The lessons drawn from the world financial crises have led to an increase in foreign exchange reserves worldwide. If many advanced economies have decided to take these steps to stay resilient to any financial crisis, the question remains on the opportunity cost that developing and most specifically African countries have to follow suit given their economic backwardness.
This question will be answered in evaluating the impact that foreign exchange reserves of African countries have on their economic growth. This evaluation is done through a multiple linear regression model estimated with ordinary least squares method from a database that covers the period 1990-2014 for 30 African countries.

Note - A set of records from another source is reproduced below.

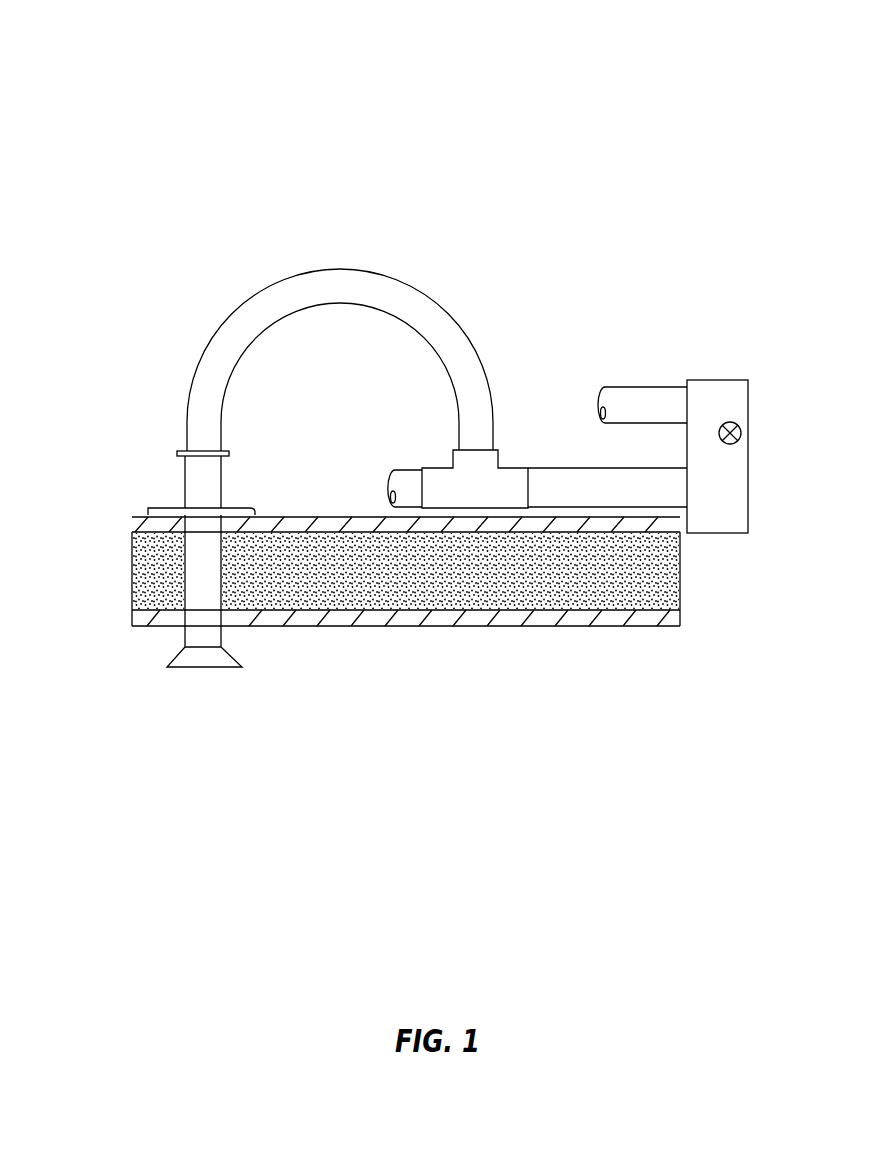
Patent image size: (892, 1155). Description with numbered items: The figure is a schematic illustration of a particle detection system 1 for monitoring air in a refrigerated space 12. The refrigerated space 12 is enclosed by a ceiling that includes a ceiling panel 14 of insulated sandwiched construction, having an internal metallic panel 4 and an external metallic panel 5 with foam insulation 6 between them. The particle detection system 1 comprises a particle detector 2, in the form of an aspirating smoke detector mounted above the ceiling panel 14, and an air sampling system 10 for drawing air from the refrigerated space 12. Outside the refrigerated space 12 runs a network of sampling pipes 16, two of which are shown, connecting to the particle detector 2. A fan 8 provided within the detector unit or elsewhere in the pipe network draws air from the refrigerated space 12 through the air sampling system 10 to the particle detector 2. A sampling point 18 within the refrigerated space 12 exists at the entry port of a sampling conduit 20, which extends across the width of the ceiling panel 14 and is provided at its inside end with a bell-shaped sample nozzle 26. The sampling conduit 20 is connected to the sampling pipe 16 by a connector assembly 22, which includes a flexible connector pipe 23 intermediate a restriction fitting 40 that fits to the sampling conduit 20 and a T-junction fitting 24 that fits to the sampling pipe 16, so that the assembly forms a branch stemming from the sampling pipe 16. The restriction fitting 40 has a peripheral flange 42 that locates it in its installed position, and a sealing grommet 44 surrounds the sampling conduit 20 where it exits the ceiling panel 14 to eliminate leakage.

The particle detection system 1 is at (183, 75).
The particle detector 2 is at (722, 540).
The internal metallic panel 4 is at (138, 617).
The external metallic panel 5 is at (134, 527).
The foam insulation 6 is at (138, 571).
The fan 8 is at (735, 424).
The air sampling system 10 is at (554, 279).
The refrigerated space 12 is at (571, 676).
The ceiling panel 14 is at (571, 579).
The sampling pipe 16 is at (580, 462).
The sampling point 18 is at (204, 680).
The sampling conduit 20 is at (226, 598).
The connector assembly 22 is at (289, 248).
The flexible connector pipe 23 is at (382, 270).
The T-junction fitting 24 is at (431, 450).
The bell-shaped sample nozzle 26 is at (152, 668).
The restriction fitting 40 is at (170, 452).
The peripheral flange 42 is at (229, 453).
The sealing grommet 44 is at (156, 510).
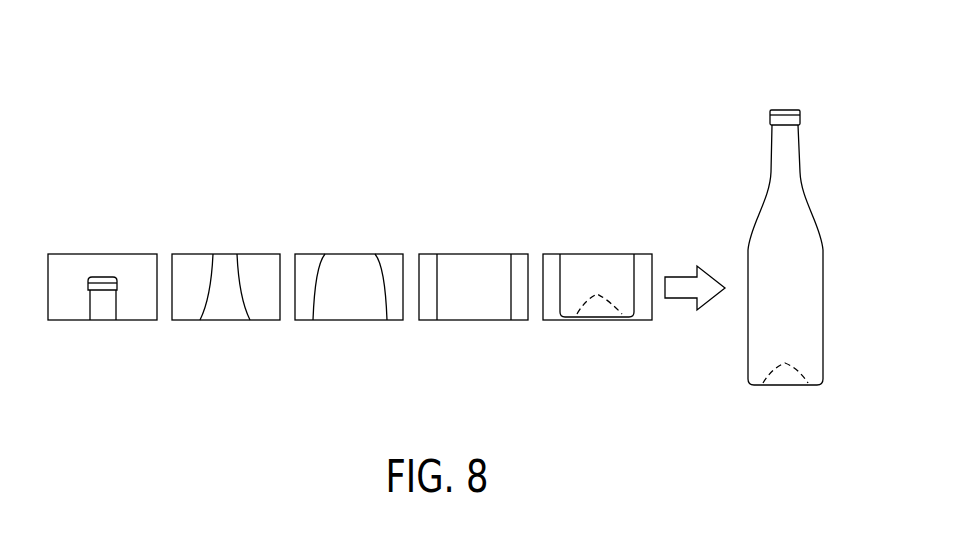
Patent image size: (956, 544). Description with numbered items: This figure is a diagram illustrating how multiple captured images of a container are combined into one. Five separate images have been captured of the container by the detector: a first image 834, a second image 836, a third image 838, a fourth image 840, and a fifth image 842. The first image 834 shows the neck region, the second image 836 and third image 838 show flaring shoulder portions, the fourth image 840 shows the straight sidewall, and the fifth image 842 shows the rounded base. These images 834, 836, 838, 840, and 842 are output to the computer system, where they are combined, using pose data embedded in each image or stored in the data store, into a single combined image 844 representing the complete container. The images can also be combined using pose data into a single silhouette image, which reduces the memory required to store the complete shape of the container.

The first image 834 is at (100, 253).
The second image 836 is at (222, 253).
The third image 838 is at (345, 253).
The fourth image 840 is at (470, 253).
The fifth image 842 is at (592, 253).
The single combined image 844 is at (782, 108).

We conclude that only 11 African countries have benefited from a positive return of their foreign exchange reserves on economic growth during this period while the other 19 have not. Furthermore, all other independent variables namely, domestic investment, foreign direct investment, Gross Domestic Product, international trade, exchange rate and inflation rate affect the economic growth of those countries in different proportions, their effect depending on the structure of the national economy. To play their game well, African economies as a rule should reduce their dependency from foreign financial aid and agricultural commodities in order to achieve a stronger economic growth that will be stabilized by an increasing foreign exchange reserve. More specifically, countries with low foreign exchange reserves should seek to create a substitute financial system such as national insurance deposits system or sovereign funds that would counterbalance any harmful effect of global financial crisis on their economies.